主人公がパソコンをカートに入れて、口笛を吹いて運ぶシーンの立ち振舞いはブラピそのものだった。

二人は同時に現実に存在しない、という設定を通す緻密な演出が、人の視線や向き、反応に現れて、2回目に観ると心地いい。

冒頭ノイズかと思って無意識に見過ごしていたものが、実はブラピが映っていたのも斬新で粋な演出。

カラクリは全て映像のなかに隠れていたのに最後まで気づかない。見事にやられたと笑えた。

ものやステータスにまみれた本質的には無価値な人生と、余計なものを捨てて自らのからだ一つで戦いに興じ、痛みをもって生を体感する人生。

それらを並べたときに、どちらが光って見えたか。

単なるサイコ映画に終わらず、人として、特に男としての美学が敷き詰められた作品だったと感じる。

もしこの映像のなかに答えを見いだすのであれば、死の瀬戸際で獣医を目指す事になったビデオ屋のバイトのように、主人公もまた死や窮地を経て裸となり、新たな生き方、理想に生きるんではなかろうかと思う。

男らしい、とは何なのか。

金か、権力か、仕事か、頭の良さか、力か、見た目か、セックスのうまさか。

独特なテンポと角度で繋がれる映像に加え、節々に取り入れられたCGによる超自然的な映像感覚が、作品を独特なタッチで光らせ、ユニークな世界観に仕上げる。
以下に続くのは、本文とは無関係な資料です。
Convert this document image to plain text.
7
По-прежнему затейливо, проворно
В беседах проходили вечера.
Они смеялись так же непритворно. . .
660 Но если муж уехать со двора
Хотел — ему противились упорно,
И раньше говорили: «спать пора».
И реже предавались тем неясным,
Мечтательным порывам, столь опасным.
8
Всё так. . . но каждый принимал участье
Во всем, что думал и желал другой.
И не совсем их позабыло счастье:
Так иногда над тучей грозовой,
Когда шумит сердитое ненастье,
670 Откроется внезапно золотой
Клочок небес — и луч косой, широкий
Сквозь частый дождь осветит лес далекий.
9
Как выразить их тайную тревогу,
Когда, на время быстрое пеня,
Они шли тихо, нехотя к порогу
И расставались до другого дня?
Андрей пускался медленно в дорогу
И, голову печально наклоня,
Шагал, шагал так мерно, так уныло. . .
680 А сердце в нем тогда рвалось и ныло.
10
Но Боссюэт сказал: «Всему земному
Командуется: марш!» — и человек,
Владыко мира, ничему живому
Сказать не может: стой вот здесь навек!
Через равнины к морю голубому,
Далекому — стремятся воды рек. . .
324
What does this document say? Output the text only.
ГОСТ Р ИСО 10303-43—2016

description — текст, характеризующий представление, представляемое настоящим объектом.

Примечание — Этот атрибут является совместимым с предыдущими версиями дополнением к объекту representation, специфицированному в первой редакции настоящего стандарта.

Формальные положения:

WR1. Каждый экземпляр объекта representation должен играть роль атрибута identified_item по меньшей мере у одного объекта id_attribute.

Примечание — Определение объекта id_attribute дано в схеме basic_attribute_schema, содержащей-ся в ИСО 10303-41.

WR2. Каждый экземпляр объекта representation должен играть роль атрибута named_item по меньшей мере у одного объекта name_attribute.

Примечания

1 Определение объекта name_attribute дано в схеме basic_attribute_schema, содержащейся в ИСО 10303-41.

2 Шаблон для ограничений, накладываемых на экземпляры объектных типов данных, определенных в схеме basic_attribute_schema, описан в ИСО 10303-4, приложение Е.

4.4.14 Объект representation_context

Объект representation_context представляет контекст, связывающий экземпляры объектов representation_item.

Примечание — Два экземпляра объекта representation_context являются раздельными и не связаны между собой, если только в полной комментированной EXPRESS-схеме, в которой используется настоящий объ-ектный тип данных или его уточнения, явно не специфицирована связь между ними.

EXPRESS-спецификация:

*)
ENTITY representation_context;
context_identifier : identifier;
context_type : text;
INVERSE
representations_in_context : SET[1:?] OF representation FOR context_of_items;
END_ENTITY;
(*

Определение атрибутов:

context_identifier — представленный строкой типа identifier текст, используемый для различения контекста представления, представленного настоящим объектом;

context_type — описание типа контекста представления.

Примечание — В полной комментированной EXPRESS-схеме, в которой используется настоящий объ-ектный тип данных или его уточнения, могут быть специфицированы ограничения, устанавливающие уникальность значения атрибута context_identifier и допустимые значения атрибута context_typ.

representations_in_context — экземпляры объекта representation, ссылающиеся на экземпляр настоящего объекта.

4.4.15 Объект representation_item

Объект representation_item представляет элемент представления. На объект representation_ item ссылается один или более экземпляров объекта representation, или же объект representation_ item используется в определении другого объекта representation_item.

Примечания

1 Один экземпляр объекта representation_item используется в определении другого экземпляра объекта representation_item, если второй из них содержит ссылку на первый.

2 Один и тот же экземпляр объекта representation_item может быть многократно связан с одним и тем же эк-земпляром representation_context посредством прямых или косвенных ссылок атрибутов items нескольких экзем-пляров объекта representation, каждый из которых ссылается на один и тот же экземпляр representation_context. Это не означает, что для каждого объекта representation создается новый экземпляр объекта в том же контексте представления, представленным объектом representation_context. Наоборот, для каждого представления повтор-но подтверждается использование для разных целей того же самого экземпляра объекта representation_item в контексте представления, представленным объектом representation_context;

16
俯瞰的な『僕』のナレーションが自らを客観的に観る感覚を観ている人に植え付け、中毒的に頭に残って離さない。

痛みから目を背けるな。お前は社会のクズだ。

生き方の肥やしとなる作品。

※追記
主人公がバスに一人で乗っているシーンが、ジョーカーのそれに似ていた。

近所を気にしないゴルフ練習、自家製爆弾、小便入りのスープ。ある意味、夢でも見ているかのような、頭の中の映像化。映画。